There’s arguably no more frustrating group in the history of pop music than the Stone Roses. Here is a band that, for a brief period in the late ’80s and early ’90s, seemed to be untouchable. They were brash, confident, and innovative, as they were among the first rock bands to embrace rave culture and incorporate it into both their musical style and their fashion sense.
It’s a shame, then, that they lost the plot so quickly, taking so long to record a follow-up to their exalted debut album that they inevitably crashed, burned, and fizzled out in just about the same amount of time it took for them to get started. Worst of all, the band’s rise and fall means nothing to the average American music fan, as the Stone Roses never found a foothold in America at their peak or afterwards. Even now, when bands as thoroughly unimpressive as Mazzy Star can get a nice payday and a sizable crowd at festivals on the wave of nostalgia, the Stone Roses failed to get any love from anyone at this year’s Coachella performance, be it from the crowd or from the dozens of music journalists who thought that Nick Cave’s agro-noise side project was more important than one of the most popular and enduring rock bands in the world.
It’s this frustration and seeming lack of respect that builds the foundation for The Stone Roses: War And Peace, Simon Spence’s 300-page account of the Stone Roses’ tumultuous first life and glimpse at their second.
As a narrative, Spence keeps things fairly conventional, tracking the lives of the young Stone Roses and their fellow Manchester cohorts as they discover punk rock and follow the path from music enthusiasts to actual musicians. However, Spence makes the decision not to start with, say, the beginnings of Ian Brown and John Squire, but with a moment that occurred well into the band’s career: their massively-attended performance at Spike Island, Widnes in 1990, declared by many in the UK as a show comparable to Woodstock.
However, Spence lays out the events of Spike Island in such a way that it’s shocking that the show even managed to happen. Sound equipment failed, the bookers brought in the wrong opening act, and the drug-addled crowd almost ran over the stage at the alarming sight of a helicopter landing on the island. The band’s performance almost appears as an afterthought until you realize that it’s the only thing that went right on a day where seemingly everything else went wrong. It’s a moment that perfectly encapsulates the career of the Stone Roses: brilliant, lasting, beautiful music surrounded by bad luck and managerial incompetence.
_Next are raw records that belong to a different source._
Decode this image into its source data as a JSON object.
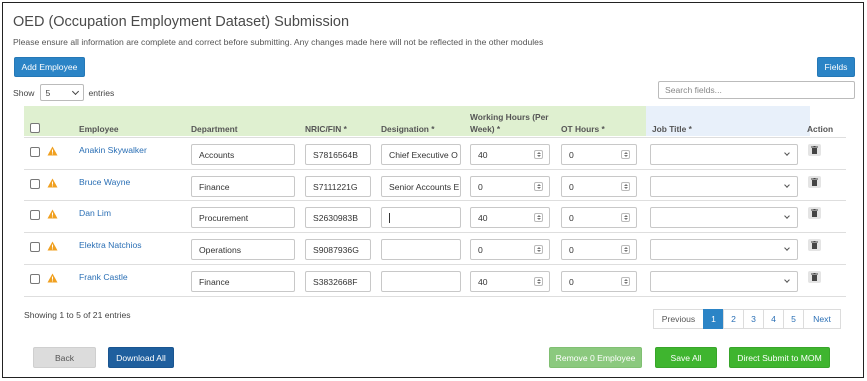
{
  "page": {
    "title": "OED (Occupation Employment Dataset) Submission",
    "subtitle": "Please ensure all information are complete and correct before submitting. Any changes made here will not be reflected in the other modules"
  },
  "toolbar": {
    "add_employee": "Add Employee",
    "fields": "Fields"
  },
  "length_menu": {
    "prefix": "Show",
    "value": "5",
    "suffix": "entries"
  },
  "search": {
    "placeholder": "Search fields..."
  },
  "table": {
    "headers": {
      "employee": "Employee",
      "department": "Department",
      "nric": "NRIC/FIN *",
      "designation": "Designation *",
      "working_hours_1": "Working Hours (Per",
      "working_hours_2": "Week) *",
      "ot_hours": "OT Hours *",
      "job_title": "Job Title *",
      "action": "Action"
    },
    "rows": [
      {
        "name": "Anakin Skywalker",
        "department": "Accounts",
        "nric": "S7816564B",
        "designation": "Chief Executive O",
        "working_hours": "40",
        "ot_hours": "0",
        "job_title": ""
      },
      {
        "name": "Bruce Wayne",
        "department": "Finance",
        "nric": "S7111221G",
        "designation": "Senior Accounts E",
        "working_hours": "0",
        "ot_hours": "0",
        "job_title": ""
      },
      {
        "name": "Dan Lim",
        "department": "Procurement",
        "nric": "S2630983B",
        "designation": "",
        "working_hours": "40",
        "ot_hours": "0",
        "job_title": ""
      },
      {
        "name": "Elektra Natchios",
        "department": "Operations",
        "nric": "S9087936G",
        "designation": "",
        "working_hours": "0",
        "ot_hours": "0",
        "job_title": ""
      },
      {
        "name": "Frank Castle",
        "department": "Finance",
        "nric": "S3832668F",
        "designation": "",
        "working_hours": "40",
        "ot_hours": "0",
        "job_title": ""
      }
    ]
  },
  "footer": {
    "info": "Showing 1 to 5 of 21 entries",
    "pagination": {
      "previous": "Previous",
      "pages": [
        "1",
        "2",
        "3",
        "4",
        "5"
      ],
      "next": "Next",
      "active_page": "1"
    }
  },
  "actions": {
    "back": "Back",
    "download_all": "Download All",
    "remove": "Remove 0 Employee",
    "save_all": "Save All",
    "direct_submit": "Direct Submit to MOM"
  },
  "colors": {
    "primary": "#2b84c6",
    "navy": "#1f5f9e",
    "green": "#3fb52f",
    "light_green": "#8bc97e",
    "header_green": "#dff0d0",
    "header_blue": "#e8f0fa",
    "warning": "#f0a020",
    "link": "#2a6fb5"
  }
}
Despite the ego clashes that led to the Stone Roses’ breakup in 1996, Spence avoids casting any of the band’s members in a negative light. Singer Ian Brown comes across as slightly arrogant in clips of interviews done at the band’s peak, and guitarist John Squire appears to be ornery and anti-social, but these traits are never played up by Spence to create more conflict than what’s already evident in the band’s history.
If there’s a villain that Spence hones in on, it’s manager Gareth Evans. Throughout the book, Spence lays the blame for many of the Stone Roses’ failures at Evans’ feet. It’s Evans, for example, who refuses to allow the band to tour America unless they can play at Shea Stadium (even though he had made little headway towards breaking the band into America.) It’s Evans who gets the Stone Roses into years of costly legal proceedings after promising the band’s album to multiple labels, only to abandon those deals once better options came along. All in all, Evans appears to be a giddy fan who found himself going in way over his head, and the band suffered as a result.
Aside from clearly painting Evans as an antagonist, Spence keeps things fairly neutral and avoids overt critical bias whenever possible. While covering the lengthy, fraught sessions that produced the Stone Roses’ Second Coming, a lesser writer would have taken the opportunity to heap even more negative criticism on an album that has received too much of it, but Spence focuses more on the album as an outlet for John Squire’s songwriting dominance and how it affected the band dynamic at the time. A more knowledgeable fan would probably prefer reading an account of the Second Coming sessions that was a little more sensational, but for newcomers and fans less versed in the band’s backstory, this sort of balanced account is welcome.
Above all, Stone Roses: War And Peace is an honest, journalistic look at the history of the Stone Roses, and while it doesn’t entirely dish the dirt, it has enough original material from all the major players in Stone Roses lore to work as something more than a re-telling of old stories. Hopefully, it’s enough to turn some curious American readers into the fanbase that a band of this caliber deserves.